Senate President Steve Sweeney was disappointed that New Jersey Working Families director Sue Altman was dragged out of a Senate hearing Monday but called Gov. Phil Murphy’s demand for an apology from the committee’s members “over the top.”
“I’m disappointed in the way it happened, but she had planned to be arrested, she even said that,” Sweeney said. “There was a text or a tweet where she said ‘it’s such a time and I’m not arrested yet.’”
At 10:22 a.m. Monday, close to an hour before state police dragged her from the Senate Select Committee on Economic Growth Strategies hearing, Altman tweeted “Not arrested!! (Yet).”
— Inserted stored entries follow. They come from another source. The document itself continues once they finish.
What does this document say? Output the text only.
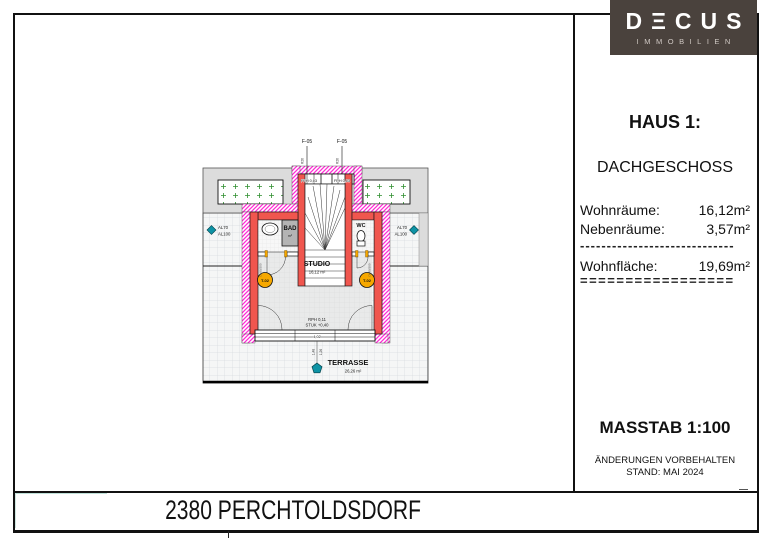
DΞCUS
IMMOBILIEN
HAUS 1:
DACHGESCHOSS
Wohnräume:	16,12m²
Nebenräume:	3,57m²
-----------------------------
Wohnfläche:	19,69m²
=================
MASSTAB 1:100
ÄNDERUNGEN VORBEHALTEN
STAND: MAI 2024
2380 PERCHTOLDSDORF
BAD
m²
WC
T-02	T-02
STUDIO
16,12 m²
RPH 0,11
STUK +0,40
4,02
1,48 1,26
TERRASSE
26,26 m²
AL70
AL100
AL70
AL100
F-05
R26
F-05
R26
FPH 0,03	FPH 0,03
DL80/200	DL80/200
The activist, a staunch opponent of South Jersey powerbroker George Norcross, was quoting a tweet from Rob Duffey, her organization’s communications director, that claimed Norcross supporters were calling for Altman’s arrest.
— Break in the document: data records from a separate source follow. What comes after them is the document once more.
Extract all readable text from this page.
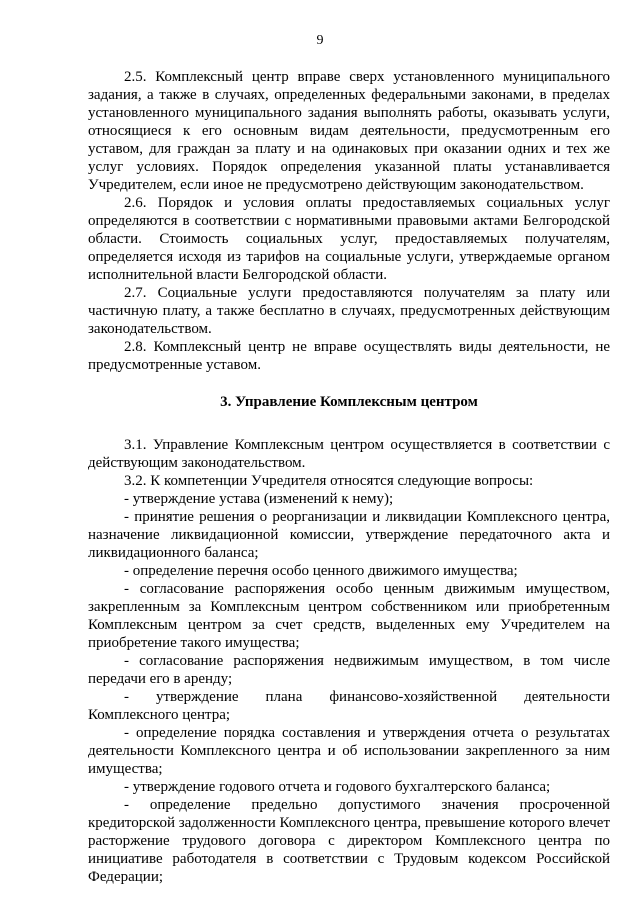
9

2.5. Комплексный центр вправе сверх установленного муниципального задания, а также в случаях, определенных федеральными законами, в пределах установленного муниципального задания выполнять работы, оказывать услуги, относящиеся к его основным видам деятельности, предусмотренным его уставом, для граждан за плату и на одинаковых при оказании одних и тех же услуг условиях. Порядок определения указанной платы устанавливается Учредителем, если иное не предусмотрено действующим законодательством.

2.6. Порядок и условия оплаты предоставляемых социальных услуг определяются в соответствии с нормативными правовыми актами Белгородской области. Стоимость социальных услуг, предоставляемых получателям, определяется исходя из тарифов на социальные услуги, утверждаемые органом исполнительной власти Белгородской области.

2.7. Социальные услуги предоставляются получателям за плату или частичную плату, а также бесплатно в случаях, предусмотренных действующим законодательством.

2.8. Комплексный центр не вправе осуществлять виды деятельности, не предусмотренные уставом.

3. Управление Комплексным центром

3.1. Управление Комплексным центром осуществляется в соответствии с действующим законодательством.

3.2. К компетенции Учредителя относятся следующие вопросы:

- утверждение устава (изменений к нему);

- принятие решения о реорганизации и ликвидации Комплексного центра, назначение ликвидационной комиссии, утверждение передаточного акта и ликвидационного баланса;

- определение перечня особо ценного движимого имущества;

- согласование распоряжения особо ценным движимым имуществом, закрепленным за Комплексным центром собственником или приобретенным Комплексным центром за счет средств, выделенных ему Учредителем на приобретение такого имущества;

- согласование распоряжения недвижимым имуществом, в том числе передачи его в аренду;

- утверждение плана финансово-хозяйственной деятельности Комплексного центра;

- определение порядка составления и утверждения отчета о результатах деятельности Комплексного центра и об использовании закрепленного за ним имущества;

- утверждение годового отчета и годового бухгалтерского баланса;

- определение предельно допустимого значения просроченной кредиторской задолженности Комплексного центра, превышение которого влечет расторжение трудового договора с директором Комплексного центра по инициативе работодателя в соответствии с Трудовым кодексом Российской Федерации;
She said officers later issued her a citation for disorderly conduct.
Sweeney doesn’t blame committee members for the incident
Despite his distaste for how Altman was removed, Sweeney said he did not blame the committee’s members for the incident, which dominated coverage of Norcross’s testimony.
“Her own words were she was going to disrupt the testimony. That was her goal,” Sweeney said. “You’re acting like she didn’t intend to disrupt this thing. Some people go into these hearings wanting to be arrested to make statements.”
Altman told Star Ledger opinions editor Tom Moran that she intended to lead booing of Norcross — who dubiously claimed to not know who Altman was Tuesday — when he sat to testify before the committee.
Those jeers happened anyway, and officers led the protesters out of the committee room, though none were dragged that time around.
Murphy calls for committee members to apologize; Sweeney faults Murphy
Gov. Phil Murphy called for the committee’s members to apologize to Altman for how she was treated Monday, but Sweeney sought to lay the blame for how police removed Altman’s removal at the governor’s feet.
“It’s over the top. The governor is responsible for the state police and the attorney general. It’s his state police” Sweeney said. “If he thinks they went too far, he should get to the bottom of it. The senator did not order anyone drug out. He asked people to be removed if they were going to be not willing to let testimony go on.”
The senate president, a close Norcross ally, also pointed to a recent incident during which Murphy had environmental activists who sought to interrupt a speech removed.
So far, no Democratic legislators have publicly criticized the Altman incident’s handling, though some have expressed distaste for the same privately.
“She got the attention she wanted,” Sweeney said.